Wednesday, February 16, 2005

What is fairness?

This is going to be a very self-indulgent, pompous entry, because it's the first, so bear with me. For some reason I've been wanting to start a blog entitled "unfairness" for a while. Why? In our culture, we have an idea of fairness. The idea is difficult to explain; we all know what we think we mean by it, but I think different people frequently take widely divergent meanings for the word. And I think that our belief in the idea of fairness is frequently used against us. I also think we frequently use the notion of a "fair deal" as a way to justify undertaking an action we might otherwise find morally repugnant. You know the rationalization: "yeah, I really hate to do this to you, but fair's fair." "I'm just trying to come up with a fair compromise." It's a statement that's frustrating because it's hard to answer.

The fact is that the only real application for the word fairness that I know of is the happy situation where two or more people engage in some kind of exchange, and at the end of the exchange both parties to it are happy with the outcome.
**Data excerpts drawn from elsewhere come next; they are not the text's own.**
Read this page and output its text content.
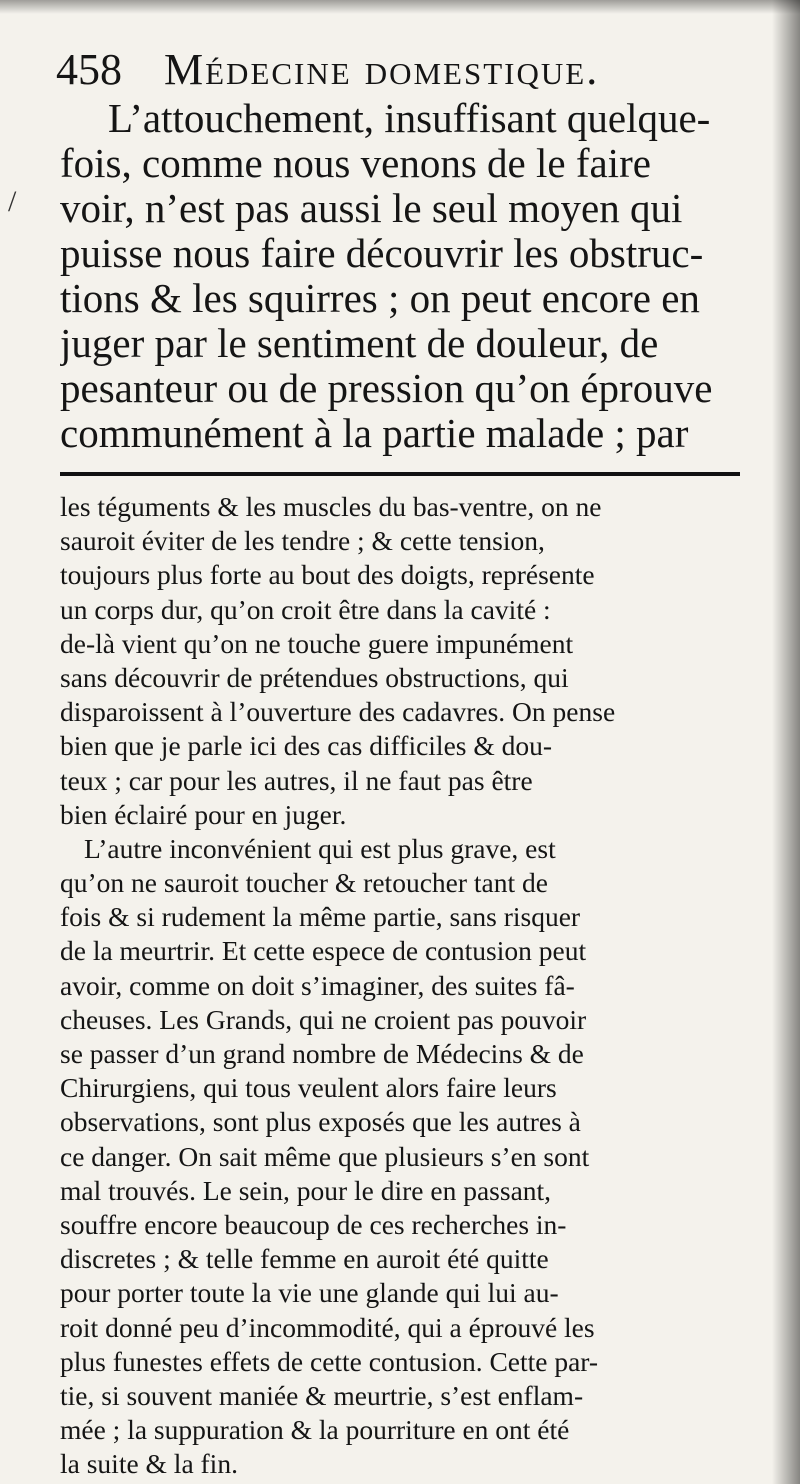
458 Médecine domestique.
/
L’attouchement, insuffisant quelque-
fois, comme nous venons de le faire
voir, n’est pas aussi le seul moyen qui
puisse nous faire découvrir les obstruc-
tions & les squirres ; on peut encore en
juger par le sentiment de douleur, de
pesanteur ou de pression qu’on éprouve
communément à la partie malade ; par
les téguments & les muscles du bas-ventre, on ne
sauroit éviter de les tendre ; & cette tension,
toujours plus forte au bout des doigts, représente
un corps dur, qu’on croit être dans la cavité :
de-là vient qu’on ne touche guere impunément
sans découvrir de prétendues obstructions, qui
disparoissent à l’ouverture des cadavres. On pense
bien que je parle ici des cas difficiles & dou-
teux ; car pour les autres, il ne faut pas être
bien éclairé pour en juger.
L’autre inconvénient qui est plus grave, est
qu’on ne sauroit toucher & retoucher tant de
fois & si rudement la même partie, sans risquer
de la meurtrir. Et cette espece de contusion peut
avoir, comme on doit s’imaginer, des suites fâ-
cheuses. Les Grands, qui ne croient pas pouvoir
se passer d’un grand nombre de Médecins & de
Chirurgiens, qui tous veulent alors faire leurs
observations, sont plus exposés que les autres à
ce danger. On sait même que plusieurs s’en sont
mal trouvés. Le sein, pour le dire en passant,
souffre encore beaucoup de ces recherches in-
discretes ; & telle femme en auroit été quitte
pour porter toute la vie une glande qui lui au-
roit donné peu d’incommodité, qui a éprouvé les
plus funestes effets de cette contusion. Cette par-
tie, si souvent maniée & meurtrie, s’est enflam-
mée ; la suppuration & la pourriture en ont été
la suite & la fin.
This does happen in real life, and it's nice. But it isn't a thing that can be constructed - it's a quality that a thing that has happened might have. When two people, of their own free will, try to construct a fair exchange out of a feeling of wanting to benefit the other party, it can go nicely. But the idea of creating a social construct called fairness seems doomed to me.

So the point of this blog is to talk about what to do instead.